Film de James William Guercio
Année de sortie : 1973
Pays : États-Unis
Scénario : Robert Boris
Photographie : Conrad Hall
Montage : Jim Benson, Gerald R. Greenberg, John F. Link
Musique : James William Guercio
Avec : Robert Blake, Billy Green Bush, Mitchell Ryan.
Unique film de James William Guercio, Electra Glide in Blue est très révélateur d’une Amérique des années 70 dénuée de repères et en pleine désillusion. Parfois considéré comme culte surtout parce qu’il fut mal reçu à l’époque et est resté largement méconnu depuis, le film, de par l’originalité de son scénario et ses qualités esthétiques, s’il n’est pas forcément le chef d’œuvre décrit par certains, est une indéniable réussite du cinéma américain des seventies.
Synopsis
John Wintergreen (Robert Blake) est membre d’une patrouille de police de l’Arizona, mais sa véritable ambition est d’intégrer la criminelle. Aussi, quand il découvre, avec son collègue surnommé « Zipper » (Billy Bush), le cadavre d’un homme, il refuse – malgré les apparences – de croire à un suicide.
Du même avis que lui, l’inspecteur Harvey Pool (Mitchell Ryan) lui propose de l’assister dans son enquête.
Critique
Producteur de musique, musicien et compositeur, James William Guercio était surtout connu pour avoir produit le groupe de rock Chicago quand le président de la United Artist lui donna les moyens de tourner un film en lui accordant une liberté totale, dans les limites du budget alloué. C’est ainsi que Electra Glide in Blue vit le jour.

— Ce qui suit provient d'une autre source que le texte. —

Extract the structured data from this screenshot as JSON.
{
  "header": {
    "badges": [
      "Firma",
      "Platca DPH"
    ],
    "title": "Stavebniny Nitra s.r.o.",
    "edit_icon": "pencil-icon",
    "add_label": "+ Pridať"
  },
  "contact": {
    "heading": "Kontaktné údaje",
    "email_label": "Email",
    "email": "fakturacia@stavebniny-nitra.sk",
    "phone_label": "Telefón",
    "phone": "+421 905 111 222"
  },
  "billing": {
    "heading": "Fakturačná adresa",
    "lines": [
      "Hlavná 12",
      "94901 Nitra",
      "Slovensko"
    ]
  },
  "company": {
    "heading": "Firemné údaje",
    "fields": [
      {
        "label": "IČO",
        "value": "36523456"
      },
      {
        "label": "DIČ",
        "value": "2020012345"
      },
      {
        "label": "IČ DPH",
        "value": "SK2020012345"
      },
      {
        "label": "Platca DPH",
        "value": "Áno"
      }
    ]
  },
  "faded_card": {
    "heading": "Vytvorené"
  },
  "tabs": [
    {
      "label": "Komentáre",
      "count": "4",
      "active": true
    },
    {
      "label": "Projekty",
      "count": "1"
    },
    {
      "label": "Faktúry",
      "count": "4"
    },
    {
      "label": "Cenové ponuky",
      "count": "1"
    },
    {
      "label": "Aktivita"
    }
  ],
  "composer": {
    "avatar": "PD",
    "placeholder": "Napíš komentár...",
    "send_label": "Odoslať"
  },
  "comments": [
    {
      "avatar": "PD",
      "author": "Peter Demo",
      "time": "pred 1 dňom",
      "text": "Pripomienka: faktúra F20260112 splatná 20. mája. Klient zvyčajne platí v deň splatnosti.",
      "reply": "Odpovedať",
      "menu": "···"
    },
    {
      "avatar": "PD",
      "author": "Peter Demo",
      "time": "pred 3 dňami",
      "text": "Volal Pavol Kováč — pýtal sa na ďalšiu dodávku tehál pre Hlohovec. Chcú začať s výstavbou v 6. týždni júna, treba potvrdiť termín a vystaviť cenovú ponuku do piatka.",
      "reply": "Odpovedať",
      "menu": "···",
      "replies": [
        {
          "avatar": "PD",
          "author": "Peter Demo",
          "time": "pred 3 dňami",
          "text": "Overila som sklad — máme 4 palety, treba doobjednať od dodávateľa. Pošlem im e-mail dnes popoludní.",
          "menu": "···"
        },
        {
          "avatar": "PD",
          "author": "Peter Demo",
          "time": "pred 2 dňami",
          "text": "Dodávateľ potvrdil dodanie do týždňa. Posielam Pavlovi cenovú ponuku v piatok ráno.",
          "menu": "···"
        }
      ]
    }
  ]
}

Guercio renonça à la quasi totalité de son cachet pour engager Conrad Hall, illustre chef opérateur qui signa la photographie d’excellents films tels que De Sang-Froid, Butch Cassidy et le Kid, Fat City et plus récemment American Beauty. Le metteur en scène lui demanda d’élaborer une photographie proche de celle des films de John Ford, un choix cohérent pour plusieurs raisons. D’abord, l’action de Electra Glide in Blue se déroule en Arizona, avec des paysages typiques des westerns ; ensuite et surtout, le réalisateur, en filmant une Amérique vide de repères et de valeurs, a voulu évoquer (et questionner) son passé, son histoire et ses fondations – or les westerns, et entre autres ceux de John Ford, traitent d’une période charnière de l’histoire des États-Unis. Ce parti pris esthétique s’explique également du fait que dans certaines séquences, on distingue un parallèle entre le personnage principal de Electra Glide in Blue et le héros typique des westerns classiques.

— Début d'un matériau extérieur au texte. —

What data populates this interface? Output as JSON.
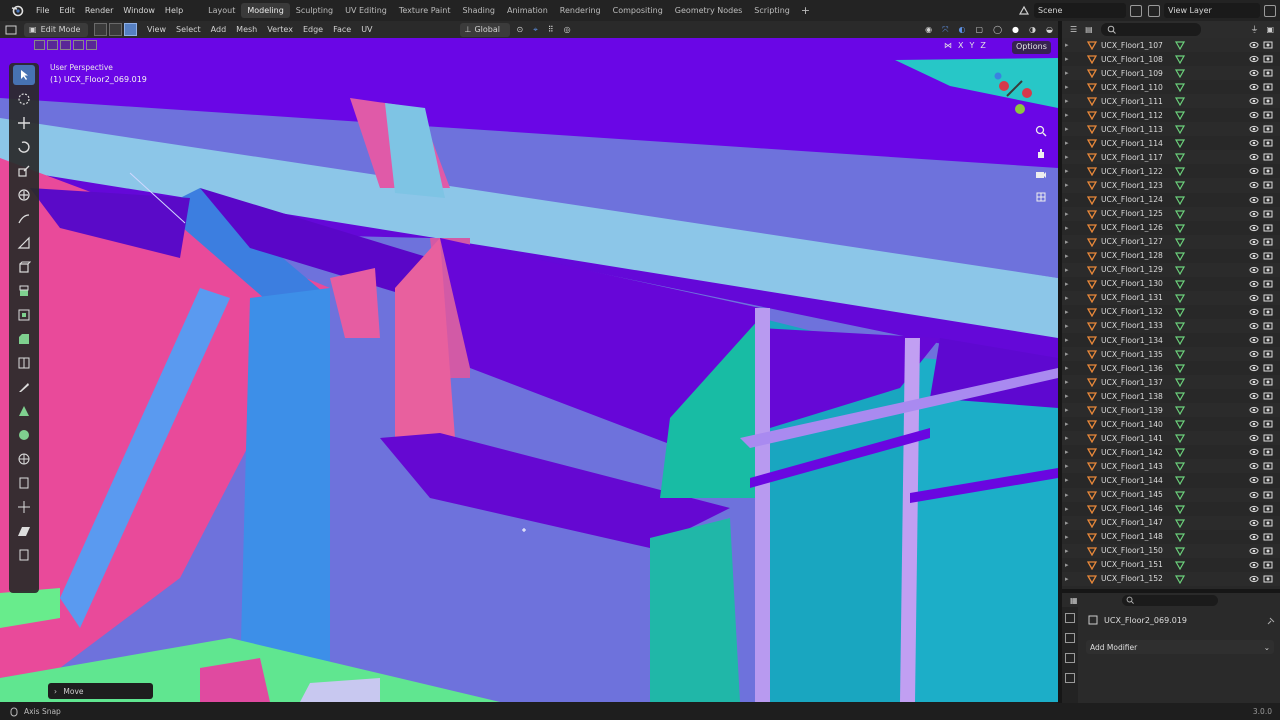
{
  "menu": [
    "File",
    "Edit",
    "Render",
    "Window",
    "Help"
  ],
  "workspaces": [
    {
      "label": "Layout",
      "active": false
    },
    {
      "label": "Modeling",
      "active": true
    },
    {
      "label": "Sculpting",
      "active": false
    },
    {
      "label": "UV Editing",
      "active": false
    },
    {
      "label": "Texture Paint",
      "active": false
    },
    {
      "label": "Shading",
      "active": false
    },
    {
      "label": "Animation",
      "active": false
    },
    {
      "label": "Rendering",
      "active": false
    },
    {
      "label": "Compositing",
      "active": false
    },
    {
      "label": "Geometry Nodes",
      "active": false
    },
    {
      "label": "Scripting",
      "active": false
    }
  ],
  "scene": {
    "name": "Scene"
  },
  "view_layer": {
    "name": "View Layer"
  },
  "viewport_header": {
    "mode": "Edit Mode",
    "menus": [
      "View",
      "Select",
      "Add",
      "Mesh",
      "Vertex",
      "Edge",
      "Face",
      "UV"
    ],
    "transform_orientation": "Global"
  },
  "viewport": {
    "view_name": "User Perspective",
    "object_label": "(1) UCX_Floor2_069.019",
    "axis_lock": [
      "X",
      "Y",
      "Z"
    ],
    "options_label": "Options",
    "last_operator": "Move"
  },
  "outliner": {
    "items": [
      "UCX_Floor1_107",
      "UCX_Floor1_108",
      "UCX_Floor1_109",
      "UCX_Floor1_110",
      "UCX_Floor1_111",
      "UCX_Floor1_112",
      "UCX_Floor1_113",
      "UCX_Floor1_114",
      "UCX_Floor1_117",
      "UCX_Floor1_122",
      "UCX_Floor1_123",
      "UCX_Floor1_124",
      "UCX_Floor1_125",
      "UCX_Floor1_126",
      "UCX_Floor1_127",
      "UCX_Floor1_128",
      "UCX_Floor1_129",
      "UCX_Floor1_130",
      "UCX_Floor1_131",
      "UCX_Floor1_132",
      "UCX_Floor1_133",
      "UCX_Floor1_134",
      "UCX_Floor1_135",
      "UCX_Floor1_136",
      "UCX_Floor1_137",
      "UCX_Floor1_138",
      "UCX_Floor1_139",
      "UCX_Floor1_140",
      "UCX_Floor1_141",
      "UCX_Floor1_142",
      "UCX_Floor1_143",
      "UCX_Floor1_144",
      "UCX_Floor1_145",
      "UCX_Floor1_146",
      "UCX_Floor1_147",
      "UCX_Floor1_148",
      "UCX_Floor1_150",
      "UCX_Floor1_151",
      "UCX_Floor1_152"
    ]
  },
  "properties": {
    "object_name": "UCX_Floor2_069.019",
    "add_modifier": "Add Modifier"
  },
  "statusbar": {
    "hint": "Axis Snap",
    "version": "3.0.0"
  },
  "colors": {
    "accent_blue": "#4772b3",
    "object_orange": "#e8883a",
    "mesh_green": "#6bd07b"
  }
}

Conrad Hall souhaitait, lui, s’éloigner de ce type de photographie et proposer quelque chose de différent. Un compromis entre les deux hommes consista donc à utiliser parallèlement deux approches visuelles distinctes : les extérieurs furent photographiés selon les souhaits du metteur en scène, tandis que Conrad Hall avait toute liberté pour éclairer les séquences tournées en intérieurs.
Tour à tour comique, amer et mélancolique, ce polar crépusculaire et très atypique a pour sujet principal, comme de nombreux films de cette époque (voir Night Moves), l’Amérique des années 70, c’est à dire une Amérique en mal de repères. Guercio décrit ainsi une société divisée entre un conformisme sectaire (représenté, dans le film, par les policiers) et un mouvement hippie alors en pleine désillusion, aucune de ces deux parties ne semblant porteuse d’un espoir quelconque. Le personnage principal, John Wintergreen, est condamné, de par son idéalisme, à une solitude totale ; bloqué entre deux univers aussi fermés l’un que l’autre, il ne trouve dans aucun d’eux les valeurs auxquelles il aspire.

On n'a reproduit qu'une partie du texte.